As far as my experience with the battery life goes, I can only describe it as mixed. The first day I had the device I was not the first one to play with it, and I suspect that another user was still "logged in" and had processes running. So battery life was not what I expected, and since I left the power adapter at the office I knackered my chances for playing with the device further.

Also irritating was the default power plan that the device used, putting the device to sleep after only four minutes of being idle. Since my usage model involves making connections to lots of computers, having them all dumped every time the computer went to sleep was not useful.

The last day with the device, though, I did a long charge (which was slow -- four hours didn't fully charge either the keyboard or the tablet) and then used it all day,and the next morning the combined charge was still over 50%. Changing the power plan to be a more laptop like sleep-after-30-mins-and-never-on-charger made the usage more convenient too.

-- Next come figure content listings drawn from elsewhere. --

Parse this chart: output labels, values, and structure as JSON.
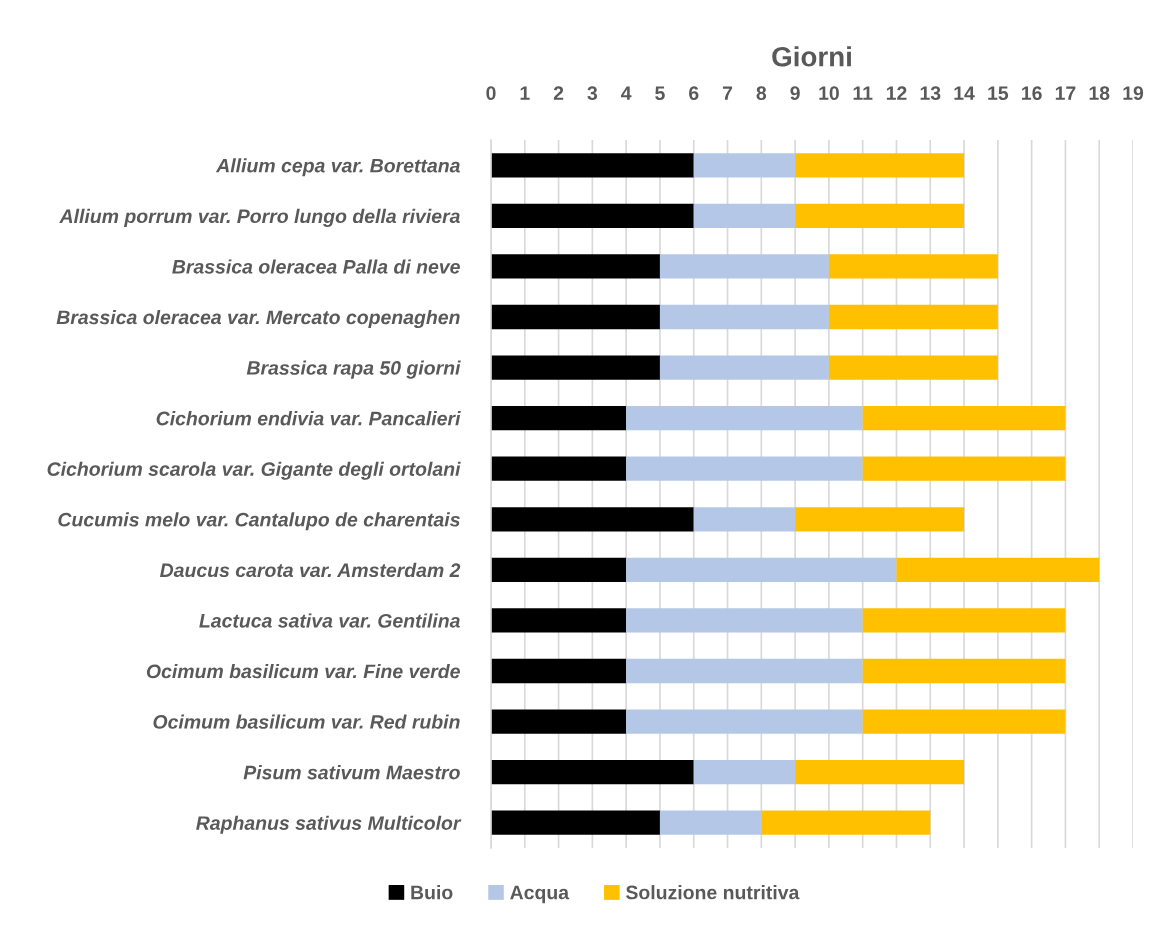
{
  "chart_data": {
    "type": "bar",
    "orientation": "horizontal",
    "stacked": true,
    "xlabel": "Giorni",
    "categories": [
      "Allium cepa var. Borettana",
      "Allium porrum var. Porro lungo della riviera",
      "Brassica oleracea Palla di neve",
      "Brassica oleracea var. Mercato copenaghen",
      "Brassica rapa 50 giorni",
      "Cichorium endivia var. Pancalieri",
      "Cichorium scarola var. Gigante degli ortolani",
      "Cucumis melo var. Cantalupo de charentais",
      "Daucus carota var. Amsterdam 2",
      "Lactuca sativa var. Gentilina",
      "Ocimum basilicum var. Fine verde",
      "Ocimum basilicum var. Red rubin",
      "Pisum sativum Maestro",
      "Raphanus sativus Multicolor"
    ],
    "series": [
      {
        "name": "Buio",
        "color": "#000000",
        "values": [
          6,
          6,
          5,
          5,
          5,
          4,
          4,
          6,
          4,
          4,
          4,
          4,
          6,
          5
        ]
      },
      {
        "name": "Acqua",
        "color": "#b4c7e7",
        "values": [
          3,
          3,
          5,
          5,
          5,
          7,
          7,
          3,
          8,
          7,
          7,
          7,
          3,
          3
        ]
      },
      {
        "name": "Soluzione nutritiva",
        "color": "#ffc000",
        "values": [
          5,
          5,
          5,
          5,
          5,
          6,
          6,
          5,
          6,
          6,
          6,
          6,
          5,
          5
        ]
      }
    ],
    "xlim": [
      0,
      19
    ],
    "xticks": [
      0,
      1,
      2,
      3,
      4,
      5,
      6,
      7,
      8,
      9,
      10,
      11,
      12,
      13,
      14,
      15,
      16,
      17,
      18,
      19
    ],
    "grid": "x",
    "legend": "bottom"
  }
}
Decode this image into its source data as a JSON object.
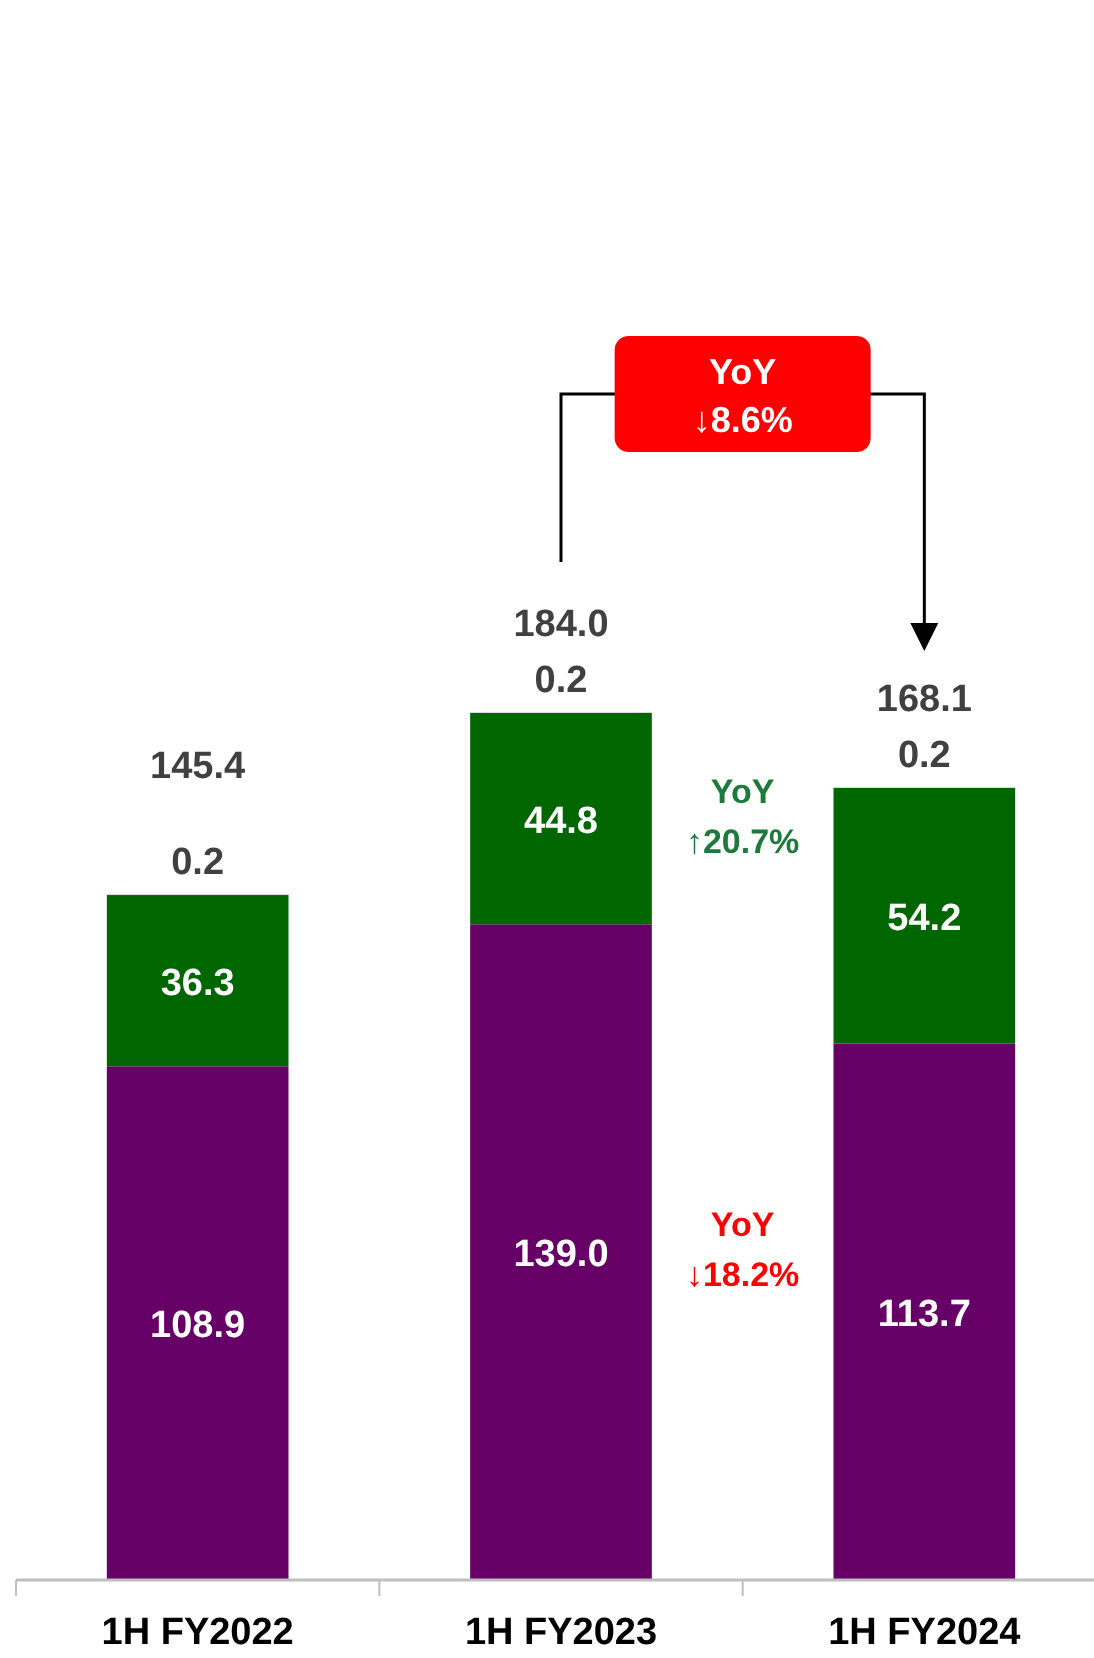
{
  "chart_data": {
    "type": "bar",
    "stacked": true,
    "data_labels": true,
    "categories": [
      "1H FY2022",
      "1H FY2023",
      "1H FY2024"
    ],
    "series": [
      {
        "color": "#660066",
        "values": [
          108.9,
          139.0,
          113.7
        ],
        "value_labels": [
          "108.9",
          "139.0",
          "113.7"
        ]
      },
      {
        "color": "#006600",
        "values": [
          36.3,
          44.8,
          54.2
        ]
      },
      {
        "color": "#d9d9d9",
        "values": [
          0.2,
          0.2,
          0.2
        ]
      }
    ],
    "totals": [
      "145.4",
      "184.0",
      "168.1"
    ],
    "annotations": [
      "YoY ↓8.6%",
      "YoY ↑20.7%",
      "YoY ↓18.2%"
    ]
  }
}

As far as evaluating this device as suitable to me, I have to say I have new doubts. While doing research on the Surface I took a hard look at the CPU and RAM options available. The options on this device are similar to what is available on the Surface, so the same reluctance applies: will this CPU be suitable three or more years in the future? Will 8GB of RAM be enough, especially since it is non-upgradable in these devices? I do end up doing some virtualization, as some customer environments need to be kept separate from my main one. Now that XP has been end-of-lifed I have to use Win7 and that really isn't usable without 4GB of RAM in a VM.

There is also the issue of connectivity. This device would require a USB-to-GB ethernet dongle, and it is limited in the number of USB connections it has. I'd end up needing a USB-to-dock type thing to connect my monitors and keyboard, and would probably need a bluetooth mouse so that I wasn't using up a valuable USB port.

The fact that I didn't find an opportunity to "go tablet" tells me that I might be better off not going with a device that suffers the tablet trade-offs and get a more traditional ultrabook instead, one with a more powerful CPU and options for RAM up to at least 16GB.

This was a worth-while experience, and I think it may have saved me a whole lot of future trouble. I am definitely off the Surface Pro train for right now.